The Urban Green Council wants to reverse this trend, and build better envelopes. They note that a lot of glass is blocked by furniture and that it doesn't have to go to the floor. They also note that architects can increase the amount of spandrel glass (the glass that is usually just between floors and is backed with insulation) to reduce the amount of vision glass.

There are many reasons that developers and architects like all-glass buildings. The Council writes that "According to leading real estate owners, floor-to-ceiling windows have more impact on rent than just about any other building feature. The commercial reality is “the more windows, the better.”

© Standard measurement of office buildings

There are other, more subtle reasons. Under the usual office measurement standards, rentable space is measured to the inside of the dominant portion of the exterior wall, so developers insist that glass must be at least 50% of the wall between floor and ceiling. Otherwise they are losing revenue. So in an office with a 9' ceiling and a floor-to floor height of say, 13', you need at minimum a continuous strip of vision glass 4'-6" wide. It is usually wider, so that there is no question of where the rentable space ends.

To compound the problem, most municipalities that regulate floor area under the zoning bylaw measure to the outside of the building, So the developer wants the building's walls to be as thin as possible.

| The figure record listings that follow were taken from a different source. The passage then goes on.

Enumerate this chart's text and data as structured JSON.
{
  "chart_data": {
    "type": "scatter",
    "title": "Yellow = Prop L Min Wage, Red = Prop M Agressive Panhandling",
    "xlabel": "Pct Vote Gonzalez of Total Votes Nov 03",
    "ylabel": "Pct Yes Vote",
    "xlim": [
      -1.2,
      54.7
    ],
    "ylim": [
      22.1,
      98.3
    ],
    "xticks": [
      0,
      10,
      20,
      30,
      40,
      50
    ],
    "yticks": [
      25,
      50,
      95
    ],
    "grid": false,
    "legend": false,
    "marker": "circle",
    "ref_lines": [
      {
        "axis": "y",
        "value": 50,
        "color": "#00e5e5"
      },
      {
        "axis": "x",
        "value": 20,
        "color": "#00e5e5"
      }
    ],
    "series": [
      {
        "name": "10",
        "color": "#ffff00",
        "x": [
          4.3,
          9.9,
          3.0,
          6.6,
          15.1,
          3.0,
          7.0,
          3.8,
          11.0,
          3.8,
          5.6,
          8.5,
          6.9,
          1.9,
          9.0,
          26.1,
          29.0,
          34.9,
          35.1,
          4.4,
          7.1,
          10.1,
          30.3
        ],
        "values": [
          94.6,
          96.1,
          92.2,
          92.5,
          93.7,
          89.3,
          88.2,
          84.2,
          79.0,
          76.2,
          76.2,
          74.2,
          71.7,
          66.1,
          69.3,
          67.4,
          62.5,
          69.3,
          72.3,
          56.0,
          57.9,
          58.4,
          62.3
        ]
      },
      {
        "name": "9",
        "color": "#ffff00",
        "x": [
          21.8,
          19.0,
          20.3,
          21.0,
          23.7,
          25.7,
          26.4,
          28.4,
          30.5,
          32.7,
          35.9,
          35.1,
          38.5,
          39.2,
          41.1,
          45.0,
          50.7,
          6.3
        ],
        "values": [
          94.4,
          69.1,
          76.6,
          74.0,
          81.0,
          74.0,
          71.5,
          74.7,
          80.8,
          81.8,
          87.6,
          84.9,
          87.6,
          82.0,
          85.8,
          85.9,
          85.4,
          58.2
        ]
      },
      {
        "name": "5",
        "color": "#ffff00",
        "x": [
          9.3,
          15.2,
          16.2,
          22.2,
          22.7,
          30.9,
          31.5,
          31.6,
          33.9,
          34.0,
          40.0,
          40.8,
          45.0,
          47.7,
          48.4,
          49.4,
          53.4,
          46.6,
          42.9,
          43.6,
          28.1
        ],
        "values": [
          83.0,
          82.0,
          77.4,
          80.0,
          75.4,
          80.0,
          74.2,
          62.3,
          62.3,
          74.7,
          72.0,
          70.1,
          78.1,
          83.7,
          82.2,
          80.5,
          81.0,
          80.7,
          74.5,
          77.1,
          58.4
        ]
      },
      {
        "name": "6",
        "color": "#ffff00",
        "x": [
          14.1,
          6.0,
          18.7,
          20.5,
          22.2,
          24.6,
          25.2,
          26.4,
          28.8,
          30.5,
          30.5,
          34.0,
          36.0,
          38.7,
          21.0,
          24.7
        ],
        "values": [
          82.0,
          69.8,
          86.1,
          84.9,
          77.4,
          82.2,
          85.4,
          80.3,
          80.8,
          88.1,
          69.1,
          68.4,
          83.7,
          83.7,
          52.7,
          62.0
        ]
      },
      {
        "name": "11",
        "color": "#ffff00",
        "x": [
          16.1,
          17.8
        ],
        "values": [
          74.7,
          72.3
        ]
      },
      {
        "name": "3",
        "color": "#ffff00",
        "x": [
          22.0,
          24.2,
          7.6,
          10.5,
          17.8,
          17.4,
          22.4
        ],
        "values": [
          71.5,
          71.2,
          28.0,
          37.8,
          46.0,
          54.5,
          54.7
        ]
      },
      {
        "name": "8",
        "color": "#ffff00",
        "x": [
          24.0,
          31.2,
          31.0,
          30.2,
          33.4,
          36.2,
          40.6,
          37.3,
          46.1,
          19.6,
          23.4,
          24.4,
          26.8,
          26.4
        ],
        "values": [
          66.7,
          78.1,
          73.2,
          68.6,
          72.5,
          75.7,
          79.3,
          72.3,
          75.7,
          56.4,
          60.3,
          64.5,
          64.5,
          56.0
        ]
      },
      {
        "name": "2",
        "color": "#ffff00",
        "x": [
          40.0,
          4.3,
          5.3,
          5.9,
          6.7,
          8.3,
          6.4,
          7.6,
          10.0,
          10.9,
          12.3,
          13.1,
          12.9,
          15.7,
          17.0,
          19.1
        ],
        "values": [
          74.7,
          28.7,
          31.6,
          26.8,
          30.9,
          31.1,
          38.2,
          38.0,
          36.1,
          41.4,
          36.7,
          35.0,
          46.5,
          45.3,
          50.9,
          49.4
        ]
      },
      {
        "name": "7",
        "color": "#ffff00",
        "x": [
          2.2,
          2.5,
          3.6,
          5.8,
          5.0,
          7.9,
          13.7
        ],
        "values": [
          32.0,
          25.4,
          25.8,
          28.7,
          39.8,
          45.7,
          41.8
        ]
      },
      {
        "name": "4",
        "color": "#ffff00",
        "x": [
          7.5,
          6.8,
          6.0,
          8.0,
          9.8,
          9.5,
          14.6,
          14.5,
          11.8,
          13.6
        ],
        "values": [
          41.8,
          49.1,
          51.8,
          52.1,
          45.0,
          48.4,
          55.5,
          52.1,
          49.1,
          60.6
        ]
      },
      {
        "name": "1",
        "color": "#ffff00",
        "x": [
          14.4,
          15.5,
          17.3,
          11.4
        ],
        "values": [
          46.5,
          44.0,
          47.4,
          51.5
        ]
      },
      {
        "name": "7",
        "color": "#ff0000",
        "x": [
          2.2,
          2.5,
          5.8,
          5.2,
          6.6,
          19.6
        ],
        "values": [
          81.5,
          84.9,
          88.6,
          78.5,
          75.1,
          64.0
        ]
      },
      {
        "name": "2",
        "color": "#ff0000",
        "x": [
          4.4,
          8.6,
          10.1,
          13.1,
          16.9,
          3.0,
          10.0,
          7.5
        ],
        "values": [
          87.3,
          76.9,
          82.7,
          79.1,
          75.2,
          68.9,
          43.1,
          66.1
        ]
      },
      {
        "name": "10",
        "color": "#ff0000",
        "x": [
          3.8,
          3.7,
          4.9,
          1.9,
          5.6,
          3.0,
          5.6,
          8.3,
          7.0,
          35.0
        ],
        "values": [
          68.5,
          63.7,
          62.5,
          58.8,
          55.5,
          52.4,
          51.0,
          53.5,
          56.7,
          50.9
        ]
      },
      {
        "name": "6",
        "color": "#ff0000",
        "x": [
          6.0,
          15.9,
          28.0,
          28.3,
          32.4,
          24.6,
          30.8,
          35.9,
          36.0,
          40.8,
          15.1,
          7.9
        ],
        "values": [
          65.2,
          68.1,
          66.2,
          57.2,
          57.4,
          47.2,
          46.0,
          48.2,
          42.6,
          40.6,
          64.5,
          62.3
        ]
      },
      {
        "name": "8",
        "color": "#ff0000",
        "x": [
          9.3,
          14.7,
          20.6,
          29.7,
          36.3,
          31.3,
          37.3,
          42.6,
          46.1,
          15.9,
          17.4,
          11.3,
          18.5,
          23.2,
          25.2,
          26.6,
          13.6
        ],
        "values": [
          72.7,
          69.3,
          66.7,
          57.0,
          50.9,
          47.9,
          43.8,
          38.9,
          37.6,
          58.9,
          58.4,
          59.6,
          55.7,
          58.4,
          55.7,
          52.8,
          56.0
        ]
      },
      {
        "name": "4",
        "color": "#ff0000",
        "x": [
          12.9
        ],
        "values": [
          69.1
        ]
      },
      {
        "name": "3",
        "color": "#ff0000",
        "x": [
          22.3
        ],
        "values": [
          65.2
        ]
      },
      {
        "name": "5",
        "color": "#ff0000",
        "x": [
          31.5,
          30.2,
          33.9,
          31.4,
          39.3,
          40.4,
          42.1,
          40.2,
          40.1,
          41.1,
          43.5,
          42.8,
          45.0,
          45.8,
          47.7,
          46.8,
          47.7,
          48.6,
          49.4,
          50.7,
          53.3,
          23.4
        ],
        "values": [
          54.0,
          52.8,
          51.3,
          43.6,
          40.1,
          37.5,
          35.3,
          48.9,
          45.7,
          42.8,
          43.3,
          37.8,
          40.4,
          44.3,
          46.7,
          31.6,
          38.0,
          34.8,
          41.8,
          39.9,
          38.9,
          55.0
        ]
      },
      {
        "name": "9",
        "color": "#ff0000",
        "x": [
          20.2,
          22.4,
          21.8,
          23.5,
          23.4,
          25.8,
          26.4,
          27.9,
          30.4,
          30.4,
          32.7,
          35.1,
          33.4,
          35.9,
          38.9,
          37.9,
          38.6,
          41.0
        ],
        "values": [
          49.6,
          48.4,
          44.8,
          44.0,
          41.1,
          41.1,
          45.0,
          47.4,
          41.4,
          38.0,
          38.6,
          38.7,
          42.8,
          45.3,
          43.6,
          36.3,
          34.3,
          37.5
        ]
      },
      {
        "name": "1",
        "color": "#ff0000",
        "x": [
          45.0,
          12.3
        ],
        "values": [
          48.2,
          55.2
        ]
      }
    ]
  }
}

The Urban Green Council makes a number of great suggestions of what to do, including:

Better glass. (But not too much of it)

There is no question that glass can and will become a better insulator. But windows will never insulate as well as walls. The R-value of the typical New York City curtain wall assembly is R-2.5 to R-3.0; walls are R-30 or better. Even if we imagine windows improving two- or three-fold, there will still be an enormous gap between how well windows and walls insulate the building. More glass means a less efficient wall. It’s that simple. Ultimately, whole buildings of floor-to-ceiling glass need to go the way of high cholesterol.

2. Better design.

More glass does not necessarily mean better views. Glass near the floor is often blockedby furniture, and may only reveal a foreground of unattractive rooftop mechanical equipment. Selective use of glass can be used to enhance attractive vistas, creating “designed” views that conceal what’s not so pretty. In addition, spaces like bedrooms, where more privacy is required, don’t need so much glass.

3. Better training

Construction practices do not stress air sealing or preventing thermal breaks, and trades can do better.

4. Better Codes.

This is, I believe, the most important change. There is a requirement that walls have a certain R value and that windows have a certain U value (the reciprocal of the R value, I believe it's done that way to confuse people and hide the fact of how bad windows really are) but no overall R value for the entire wall/window package. Urban Green calls for "an overall building U-value (a measure of heat flow through a material) that would apply to buildings."

I would add a number 5 that I think would have a big impact on cladding choices:

5. Better Measurement Standards

Chrysler Buiding/ Wikipedia/CC BY 2.0

There is nothing shabby about the Chrysler Building, but the owners are taking a big hit on their rentable area by having smaller windows and a stone exterior. I would suggest that the rule should be measure to the glass, whether it is dominant or not, but then we will get totally flat facades as the glass gets pushed to the exterior. Perhaps it should be measure to the exterior, but then the emphasis will be on making the walls as thin as possible. I don't know what the right answer is, only that the current way it is done doesn't promote energy efficient wall design.